Gustavo Henrique Trindade da Silva
Neilton Araujo de Oliveira
A partir de 18 de fevereiro passado começaram a valer as novas regras para funcionamento de farmácias e drogarias, aprovadas pela Agência Nacional de Vigilância Sanitária (ANVISA) e, com elas, houve o acirramento do debate travado nos últimos meses em todo país: farmácias e drogarias são simples comércio ou estabelecimentos de saúde?
Conforme as novas regras, alguns medicamentos isentos de prescrição (MIP) não poderão mais permanecer expostos ao alcance direto dos consumidores, nas gôndolas e prateleiras. A comercialização de produtos também deve atender ao disposto na legislação federal, ou seja, somente podem ser comercializados produtos relacionados com a saúde. A venda de mercadorias em geral, tais como balas, sorvetes, refrigerantes, sandálias, pilhas, ração para cães, não é permitida.
Além disso, também foram regulamentadas a venda de medicamentos pela internet, a entrega de medicamentos em domicílio e a prestação de alguns serviços farmacêuticos, tais como aferição de pressão arterial, temperatura e glicemia capilar, dentre outras medidas para qualificação do atendimento e dos serviços prestados à população.
Apesar dos mais de dois anos de discussão com a sociedade e receber apoio de consumidores e de profissionais e órgãos de saúde, os avanços trazidos pelas novas regras são contestados por parte do setor varejista, que resiste às medidas e continua, sob a proteção de decisões liminares, a comercializar variedade de mercadorias e a manter medicamentos em gôndolas, de forma absolutamente contrária às políticas públicas de saúde e às normas de proteção e controle sanitário. Isto demonstra o quão distante ainda estamos da compreensão da sociedade quanto à dimensão e à complexidade do direito sanitário, cuja base nos remete para a natureza social do direito à saúde, inscrito na CF/1988 (art. 6º e art. 196).

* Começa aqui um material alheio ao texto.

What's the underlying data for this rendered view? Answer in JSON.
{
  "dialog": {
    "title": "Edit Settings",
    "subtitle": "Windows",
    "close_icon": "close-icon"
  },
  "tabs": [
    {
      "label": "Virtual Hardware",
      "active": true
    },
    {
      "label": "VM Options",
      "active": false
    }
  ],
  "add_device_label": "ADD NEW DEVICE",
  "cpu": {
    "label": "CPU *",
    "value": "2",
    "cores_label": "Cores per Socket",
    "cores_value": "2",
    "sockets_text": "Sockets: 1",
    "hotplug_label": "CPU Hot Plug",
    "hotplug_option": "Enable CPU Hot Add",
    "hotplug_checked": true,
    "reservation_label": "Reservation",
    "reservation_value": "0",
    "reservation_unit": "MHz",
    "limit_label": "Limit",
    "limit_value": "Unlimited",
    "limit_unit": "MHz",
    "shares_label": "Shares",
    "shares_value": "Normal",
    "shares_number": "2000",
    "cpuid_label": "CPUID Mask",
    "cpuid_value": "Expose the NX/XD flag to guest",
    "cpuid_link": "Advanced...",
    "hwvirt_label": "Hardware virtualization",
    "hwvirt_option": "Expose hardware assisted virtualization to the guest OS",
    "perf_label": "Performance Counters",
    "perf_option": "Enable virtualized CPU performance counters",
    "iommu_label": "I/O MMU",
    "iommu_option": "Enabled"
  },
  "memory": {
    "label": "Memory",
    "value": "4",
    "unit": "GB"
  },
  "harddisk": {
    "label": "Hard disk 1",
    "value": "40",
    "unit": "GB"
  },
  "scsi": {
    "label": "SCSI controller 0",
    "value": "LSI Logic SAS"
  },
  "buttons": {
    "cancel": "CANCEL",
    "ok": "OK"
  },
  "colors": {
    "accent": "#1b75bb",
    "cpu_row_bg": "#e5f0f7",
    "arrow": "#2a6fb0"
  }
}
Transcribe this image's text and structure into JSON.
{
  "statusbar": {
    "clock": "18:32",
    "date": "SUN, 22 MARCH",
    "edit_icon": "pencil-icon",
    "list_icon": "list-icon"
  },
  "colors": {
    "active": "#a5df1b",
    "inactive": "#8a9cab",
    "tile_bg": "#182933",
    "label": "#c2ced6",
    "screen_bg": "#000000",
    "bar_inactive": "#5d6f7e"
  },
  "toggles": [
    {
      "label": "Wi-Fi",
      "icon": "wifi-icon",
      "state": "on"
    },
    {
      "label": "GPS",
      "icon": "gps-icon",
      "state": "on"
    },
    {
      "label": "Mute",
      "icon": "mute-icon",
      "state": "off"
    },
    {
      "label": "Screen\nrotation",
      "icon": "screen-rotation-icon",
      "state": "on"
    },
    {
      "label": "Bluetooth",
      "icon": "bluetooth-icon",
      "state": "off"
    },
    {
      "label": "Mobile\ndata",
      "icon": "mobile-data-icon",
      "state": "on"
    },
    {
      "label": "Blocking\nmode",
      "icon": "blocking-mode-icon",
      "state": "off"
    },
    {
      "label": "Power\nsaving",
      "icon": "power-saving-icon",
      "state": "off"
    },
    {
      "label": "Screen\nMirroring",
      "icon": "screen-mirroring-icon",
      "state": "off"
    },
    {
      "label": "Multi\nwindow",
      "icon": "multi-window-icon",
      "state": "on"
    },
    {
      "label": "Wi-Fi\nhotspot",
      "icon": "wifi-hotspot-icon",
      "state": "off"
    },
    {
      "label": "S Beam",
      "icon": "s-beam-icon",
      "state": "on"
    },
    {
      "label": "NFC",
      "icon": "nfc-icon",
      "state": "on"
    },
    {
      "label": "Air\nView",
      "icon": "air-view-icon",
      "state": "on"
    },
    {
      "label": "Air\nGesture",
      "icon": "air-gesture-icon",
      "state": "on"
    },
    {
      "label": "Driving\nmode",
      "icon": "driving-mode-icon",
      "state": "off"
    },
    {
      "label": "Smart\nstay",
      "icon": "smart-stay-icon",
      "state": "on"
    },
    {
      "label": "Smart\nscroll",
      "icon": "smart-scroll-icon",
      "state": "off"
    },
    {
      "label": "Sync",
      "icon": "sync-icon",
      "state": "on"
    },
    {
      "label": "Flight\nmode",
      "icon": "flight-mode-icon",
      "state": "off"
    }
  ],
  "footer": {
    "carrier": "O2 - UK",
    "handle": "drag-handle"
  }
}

Nos Estados Unidos, um país extremamente liberal acerca da utilização de MIP, um estudo publicado na revista Journal of American Medical Association (JAMA, 1998), estimou que em 1994 aproximadamente 2.216.000 pacientes hospitalizados tiveram reações adversas sérias, levando à morte aproximadamente 106.000 pessoas. Para a Organização Mundial de Saúde (OMS), mais da metade dos medicamentos são prescritos, dispensados ou utilizados de forma inadequada.
No Brasil, mais de 34.000 casos foram registrados em 2007, pelo Sistema Nacional de Informações Tóxico-Farmacológicas (Sinitox), o que na média corresponderia a aproximadamente 90 pessoas intoxicadas por dia.
Dentre os objetivos da nova regulamentação está o de evitar que medicamentos sejam dispensados e comercializados sem os devidos cuidados, como se fossem apenas mais um item de mero consumo. É a natureza do medicamento que exige, dos estabelecimentos que os dispensam, regime de controle específico e rigoroso.
Assim, a venda de medicamentos sem a observância dos procedimentos, dispostos por lei e seus regulamentos, é potencialmente ofensiva à saúde pública, cujos danos – quando não irreparáveis –, são de difícil reparação, como por exemplo a automedicação e os casos de intoxicação. Ademais, são graves os prejuízos e dificuldades para as ações de controle e fiscalização de tais estabelecimentos, especialmente no que se refere à origem, procedência e autenticidade dos produtos disponibilizados à população.
Tratar farmácia e drogaria como simples comércio tem sido um grande equívoco e tem contribuído para adoção de práticas comerciais abusivas, ou inadequadas, para a garantia de acesso seguro e qualificado da população a produtos ligados à saúde.